Cryopreservation of fish gonadal tissue is an important technique for preserving genetic variability. However, this technique involves the use of cryotubes, plastic containers with low degradability that are expensive and difficult to obtain in certain parts of the world. Therefore, this study aimed to evaluate the efficiency of gelatin and hypromellose hard capsules as a sustainable and accessible alternative container to the cryotube for vitrification of zebrafish (Danio rerio) gonadal tissue. The gonadal tissues (testicular or ovarian) were vitrified in cryotubes, hard-gelatin, and hard-hypromellose capsules. Gelatin capsules exhibited comparable efficacy to cryotubes in preserving spermatogonia viability (33.03 ± 10.03 % and 37.96 ± 8.35 %, respectively), whereas hypromellose capsules showed decreased viability (18.38 ± 2.09 %).
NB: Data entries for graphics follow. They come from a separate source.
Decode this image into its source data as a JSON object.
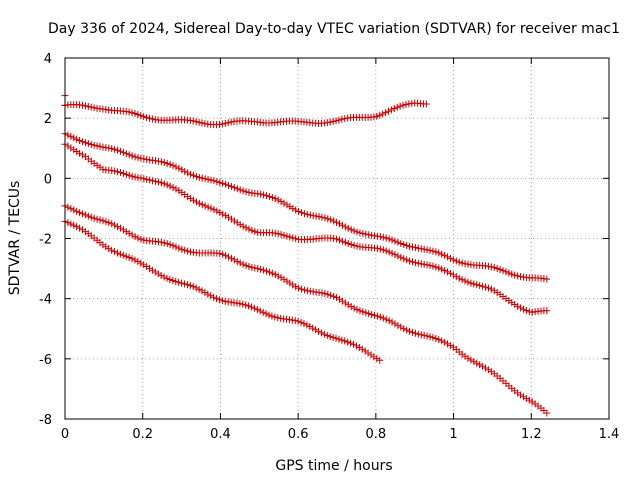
{
  "chart_data": {
    "type": "scatter",
    "title": "Day 336 of 2024, Sidereal Day-to-day VTEC variation (SDTVAR) for receiver mac1",
    "xlabel": "GPS time / hours",
    "ylabel": "SDTVAR / TECUs",
    "xlim": [
      0,
      1.4
    ],
    "ylim": [
      -8,
      4
    ],
    "x_ticks": [
      0,
      0.2,
      0.4,
      0.6,
      0.8,
      1,
      1.2,
      1.4
    ],
    "x_tick_labels": [
      "0",
      "0.2",
      "0.4",
      "0.6",
      "0.8",
      "1",
      "1.2",
      "1.4"
    ],
    "y_ticks": [
      -8,
      -6,
      -4,
      -2,
      0,
      2,
      4
    ],
    "y_tick_labels": [
      "-8",
      "-6",
      "-4",
      "-2",
      "0",
      "2",
      "4"
    ],
    "grid": true,
    "marker": "+",
    "color": "#cc0000",
    "series": [
      {
        "name": "series-1",
        "x_start": 0.0,
        "x_end": 0.93,
        "points": [
          [
            0.0,
            2.75
          ],
          [
            0.0,
            2.42
          ],
          [
            0.1,
            2.35
          ],
          [
            0.2,
            2.05
          ],
          [
            0.3,
            1.9
          ],
          [
            0.4,
            1.82
          ],
          [
            0.5,
            1.9
          ],
          [
            0.6,
            1.85
          ],
          [
            0.7,
            1.9
          ],
          [
            0.8,
            2.1
          ],
          [
            0.9,
            2.5
          ],
          [
            0.93,
            2.52
          ]
        ]
      },
      {
        "name": "series-2",
        "x_start": 0.0,
        "x_end": 1.24,
        "points": [
          [
            0.0,
            1.45
          ],
          [
            0.05,
            1.25
          ],
          [
            0.1,
            1.0
          ],
          [
            0.2,
            0.7
          ],
          [
            0.3,
            0.3
          ],
          [
            0.4,
            -0.2
          ],
          [
            0.5,
            -0.5
          ],
          [
            0.6,
            -1.05
          ],
          [
            0.7,
            -1.5
          ],
          [
            0.8,
            -1.95
          ],
          [
            0.9,
            -2.25
          ],
          [
            1.0,
            -2.7
          ],
          [
            1.1,
            -3.0
          ],
          [
            1.2,
            -3.3
          ],
          [
            1.24,
            -3.4
          ]
        ]
      },
      {
        "name": "series-3",
        "x_start": 0.0,
        "x_end": 1.24,
        "points": [
          [
            0.0,
            1.1
          ],
          [
            0.05,
            0.8
          ],
          [
            0.1,
            0.25
          ],
          [
            0.2,
            0.05
          ],
          [
            0.3,
            -0.45
          ],
          [
            0.4,
            -1.2
          ],
          [
            0.5,
            -1.8
          ],
          [
            0.6,
            -1.98
          ],
          [
            0.7,
            -2.05
          ],
          [
            0.8,
            -2.35
          ],
          [
            0.9,
            -2.75
          ],
          [
            1.0,
            -3.2
          ],
          [
            1.1,
            -3.75
          ],
          [
            1.2,
            -4.45
          ],
          [
            1.24,
            -4.45
          ]
        ]
      },
      {
        "name": "series-4",
        "x_start": 0.0,
        "x_end": 1.24,
        "points": [
          [
            0.0,
            -0.95
          ],
          [
            0.05,
            -1.15
          ],
          [
            0.1,
            -1.45
          ],
          [
            0.2,
            -2.0
          ],
          [
            0.3,
            -2.35
          ],
          [
            0.4,
            -2.55
          ],
          [
            0.5,
            -3.0
          ],
          [
            0.6,
            -3.6
          ],
          [
            0.7,
            -4.0
          ],
          [
            0.8,
            -4.6
          ],
          [
            0.9,
            -5.1
          ],
          [
            1.0,
            -5.6
          ],
          [
            1.1,
            -6.5
          ],
          [
            1.2,
            -7.4
          ],
          [
            1.24,
            -7.85
          ]
        ]
      },
      {
        "name": "series-5",
        "x_start": 0.0,
        "x_end": 0.81,
        "points": [
          [
            0.0,
            -1.4
          ],
          [
            0.1,
            -2.2
          ],
          [
            0.2,
            -2.9
          ],
          [
            0.3,
            -3.5
          ],
          [
            0.4,
            -4.0
          ],
          [
            0.5,
            -4.4
          ],
          [
            0.6,
            -4.8
          ],
          [
            0.7,
            -5.3
          ],
          [
            0.81,
            -6.0
          ]
        ]
      }
    ]
  }
}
Immature oocyte viability remained unaffected by the capsule materials, with no difference compared to cryotubes at all oocyte stages (Primary Growth p < 0.0001; Cortical Alveolar p < 0.0001; Vitellogenic p < 0.0001). Mitochondrial activity and lipid peroxidation demonstrated no difference among cryotubes and capsules for both gonadal tissues. However, antioxidant activity was notably higher in gelatin capsules (Testes 147.2 ± 32.32 µg; Ovary 87.98 ± 10.91 µg) than in cryotubes (Testes 81.04 ± 26.05 µg; Ovary 54.35 ± 11.23 µg) and hypromellose capsules (Testes 62.36 ± 17.10 µg; Ovary 63.96 ± 7.51 µg), likely due to the inherent antioxidant properties of gelatin. The results obtained in this study demonstrate that the cryotube can be replaced by gelatin capsules for vitrification of both gonadal tissues of zebrafish, being a sustainable and accessible alternative as it is a low-cost and environmentally friendly container.